Learnings from the process
Students can get timely support from the GenAI as quickly as possible, including explanations, a step-by-step solving procedure. As students interact with GenAI on a regular basis, they quickly realised that GenAI does not always provide correct or sensible answers. This limitation acts as a checkpoint for students to remind them to double-check their manually completed answers or refine the prompts.
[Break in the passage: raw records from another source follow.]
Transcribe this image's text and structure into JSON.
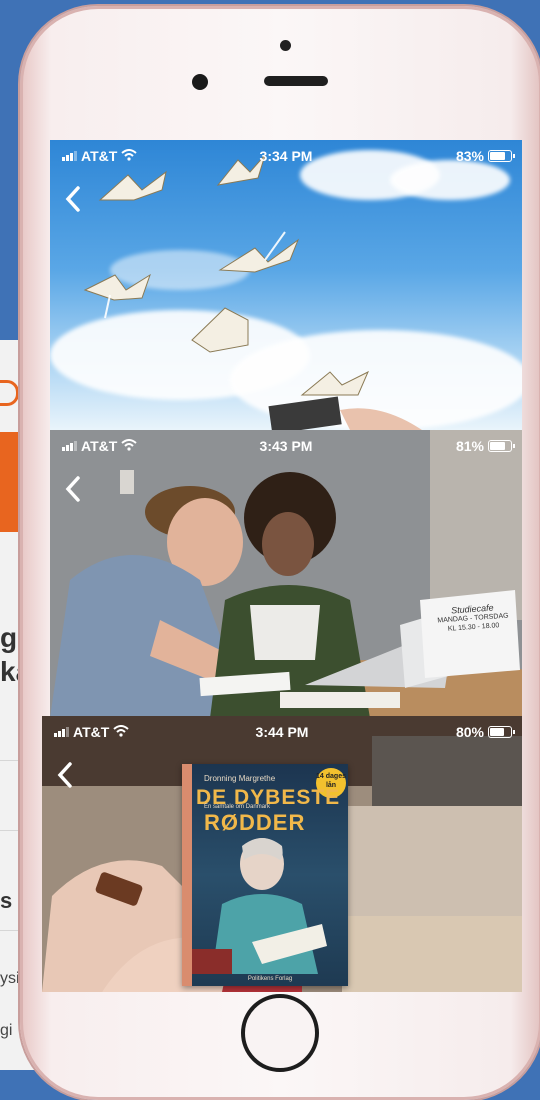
{
  "background_card": {
    "fragment_1": "g",
    "fragment_2": "ka",
    "fragment_3": "s",
    "fragment_4": "ysi",
    "fragment_5": "gi"
  },
  "screens": [
    {
      "carrier": "AT&T",
      "time": "3:34 PM",
      "battery": "83%",
      "battery_level": 0.83
    },
    {
      "carrier": "AT&T",
      "time": "3:43 PM",
      "battery": "81%",
      "battery_level": 0.81
    },
    {
      "carrier": "AT&T",
      "time": "3:44 PM",
      "battery": "80%",
      "battery_level": 0.8
    }
  ],
  "book": {
    "badge": "14 dages lån",
    "author": "Dronning Margrethe",
    "title_line1": "DE DYBESTE",
    "title_line2": "RØDDER",
    "subtitle": "En samtale om Danmark",
    "publisher": "Politikens Forlag"
  },
  "sign": {
    "line1": "Studiecafe",
    "line2": "MANDAG - TORSDAG",
    "line3": "KL 15.30 - 18.00"
  },
  "colors": {
    "accent": "#e8651f",
    "frame": "#3f72b6"
  }
}
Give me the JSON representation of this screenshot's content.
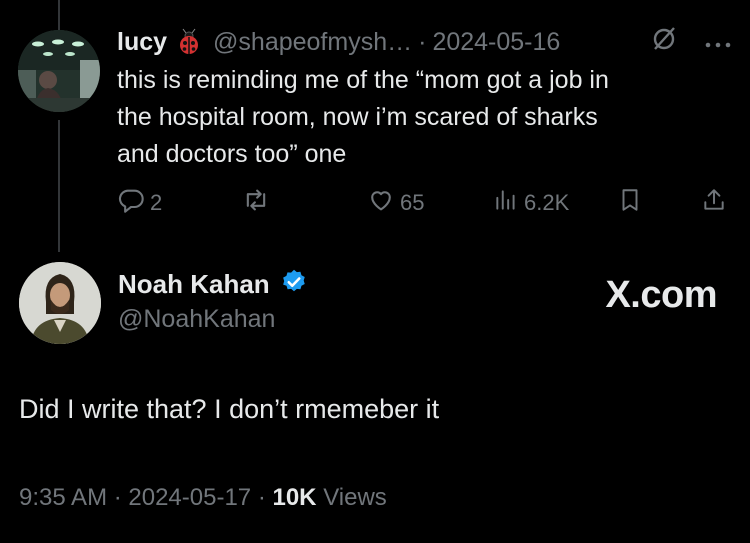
{
  "reply": {
    "name": "lucy",
    "handle": "@shapeofmysh…",
    "date": "2024-05-16",
    "text": "this is reminding me of the “mom got a job in\nthe hospital room, now i’m scared of sharks\nand doctors too” one",
    "replies": "2",
    "likes": "65",
    "views": "6.2K"
  },
  "post": {
    "name": "Noah Kahan",
    "handle": "@NoahKahan",
    "brand": "X.com",
    "text": "Did I write that? I don’t rmemeber it",
    "time": "9:35 AM",
    "date": "2024-05-17",
    "views_count": "10K",
    "views_label": "Views"
  },
  "colors": {
    "background": "#000000",
    "text": "#e7e9ea",
    "muted": "#71767b",
    "verified": "#1d9bf0"
  },
  "icons": [
    "ladybug-icon",
    "grok-icon",
    "more-icon",
    "reply-icon",
    "retweet-icon",
    "like-icon",
    "views-icon",
    "bookmark-icon",
    "share-icon",
    "verified-icon"
  ]
}
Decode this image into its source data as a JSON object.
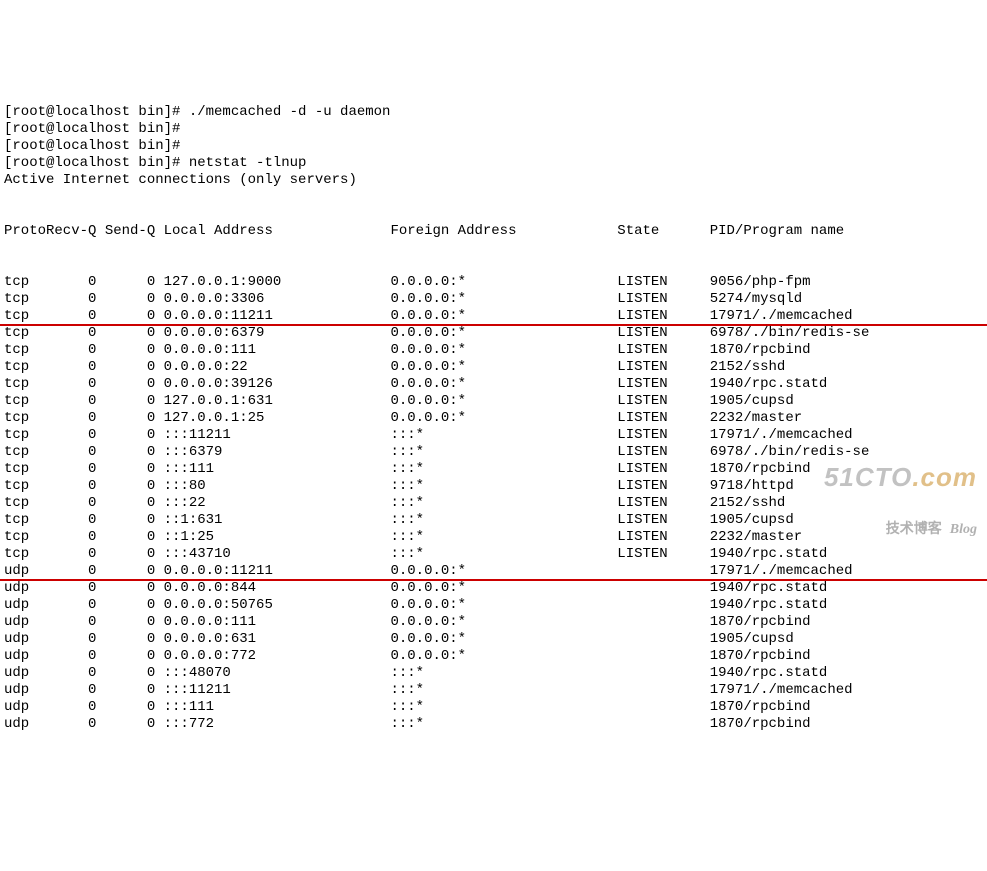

The habit of self-review encourages students to be critical thinkers, which boosts confidence in their answers and their ability to use GenAI effectively.
Below are a few reflections and adjustments to make GenAI integration more meaningful and sustainable:
- Some students were reluctant to use GenAI due to uncertainty and not understanding GenAI’s limitations.
- Some students who used GenAI more effectively showed stronger understanding and problem-solving skills, while some still relied on GenAI for answers without critical evaluation.
- This could be improved by reinforcing the use of GenAI early in the subject, such as developing a module specifically for using GenAI, together with more examples and further instructions. Improve on training in using GenAI responsively, including how GenAI works and its limitations, and teach prompt engineering.
- The intention of GenAI use in assessment tasks must be clearly communicated to the learners. Therefore, an adjustment could be rewording of ‘verification’ to move away from a matching answer exercise toward ‘validation of process’ or ‘double checking’.
- Continue seeking feedback from the students and provide timely feedback to the students on the use of GenAI in assessment tasks.
- The teaching team meets regularly to discuss and share observations on the effectiveness of AI in an assessment task and identify strategies for improvement.